THE irony is not lost on me.
Here I am writing a column on guilt-free motherhood while feeling guilty because it has taken me so long to do.
I often say, if I could give any new mother a gift, it would be guilt-free motherhood, after all we are all just flawed human beings doing our best. Whether you are home schooling, trying to protect your children from the world or in the school system trying to live in the world knowing we are not of the world, each mother is only trying to do what she perceives as best for her child.
Paediatrician Dr Meg Meeker says “some mums need to work a little, exercise, pray more or go out with friends periodically. These aren’t selfish things. They are important because they help us to be kind, and being patient with our kids is crucial to good parenting.”
I organise ladies breakfasts with my girlfriends on Saturday mornings every couple of months, my husband looks after the kids and we go and “download”.
I come back refreshed and it makes me a better mother and wife.
I think after a few hours with Daddy the kids appreciate me a little more too, but don’t tell him that.
I believe it is so important to surround yourself with true friends, there is nothing better than having a friend you can rely on and, something I am not always good at, is asking for help when I need it.
Having a true friend you can rely on when you need help is invaluable.
Don’t fall into the pride trap and try and do it all on your own.
All children are different – what works for one will not work for another.
We can see that within families, let alone between families.
We cannot compare ourselves to other mothers.
This is not healthy.
Some mothers have a lot of family support, others have none.
Some mothers have husbands that are hands on, others do not.

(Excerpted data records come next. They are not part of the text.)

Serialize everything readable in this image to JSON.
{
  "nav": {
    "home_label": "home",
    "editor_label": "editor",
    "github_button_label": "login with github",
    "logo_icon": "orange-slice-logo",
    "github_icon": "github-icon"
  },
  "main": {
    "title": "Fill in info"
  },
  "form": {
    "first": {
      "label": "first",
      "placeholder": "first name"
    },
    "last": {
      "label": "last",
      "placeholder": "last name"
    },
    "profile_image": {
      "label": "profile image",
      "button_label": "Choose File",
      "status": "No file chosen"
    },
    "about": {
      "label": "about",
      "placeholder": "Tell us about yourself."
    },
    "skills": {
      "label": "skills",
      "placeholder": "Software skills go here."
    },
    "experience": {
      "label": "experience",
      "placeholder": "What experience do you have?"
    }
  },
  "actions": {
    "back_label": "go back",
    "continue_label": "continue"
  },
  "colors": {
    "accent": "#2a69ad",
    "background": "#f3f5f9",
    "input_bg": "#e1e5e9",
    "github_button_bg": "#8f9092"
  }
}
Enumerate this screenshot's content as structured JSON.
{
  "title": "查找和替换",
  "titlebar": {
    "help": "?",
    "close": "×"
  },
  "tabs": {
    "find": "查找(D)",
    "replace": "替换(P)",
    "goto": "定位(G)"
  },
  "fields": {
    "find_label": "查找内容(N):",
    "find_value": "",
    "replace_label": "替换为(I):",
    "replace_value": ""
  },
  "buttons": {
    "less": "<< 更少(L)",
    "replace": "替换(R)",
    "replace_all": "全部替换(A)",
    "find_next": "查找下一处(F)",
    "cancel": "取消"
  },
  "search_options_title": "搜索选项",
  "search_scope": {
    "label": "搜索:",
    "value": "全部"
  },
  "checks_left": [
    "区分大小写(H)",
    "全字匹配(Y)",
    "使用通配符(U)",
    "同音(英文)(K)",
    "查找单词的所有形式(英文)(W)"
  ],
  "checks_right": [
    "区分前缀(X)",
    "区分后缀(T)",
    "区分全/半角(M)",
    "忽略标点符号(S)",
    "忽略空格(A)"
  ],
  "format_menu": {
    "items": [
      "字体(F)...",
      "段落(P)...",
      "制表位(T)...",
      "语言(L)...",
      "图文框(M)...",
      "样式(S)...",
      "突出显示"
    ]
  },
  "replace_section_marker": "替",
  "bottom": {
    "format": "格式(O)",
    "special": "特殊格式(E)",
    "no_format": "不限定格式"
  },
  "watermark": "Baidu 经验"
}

Some babies cry all the time and you don’t get a moment to yourself, let alone run your household and have time for your spouse and other children.
Other babies are settled and content and make life feel easy.
I think the main thing to keep in perspective is our motivation as to why we do what we do and when the best interest of our children is at the heart of our actions, then we can rest easy with our decisions.
Dr Meeker also says the “quality of your parenting doesn’t equal the quantity of your activity.”
Sometimes when the guilt sets in and I feel bad that I am not doing X, Y and Z with my children I remind myself that sometimes being present is enough.
There are days when we can be an all around “super mum” and then there are days when all we can do is sit on the couch and watch a movie with our children and that is okay.
If its eggs on toast for dinner sometimes then that is okay too.
We must be advocates for our children, we know them better than anyone else.
I am convinced that mothering, like most things needs a growth mindset.
If something is not working, change it.
We must be advocates for our children and do what is right and works for us, our children and our family.
We have to have to confidence in ourselves as mothers and to trust our gut instinct.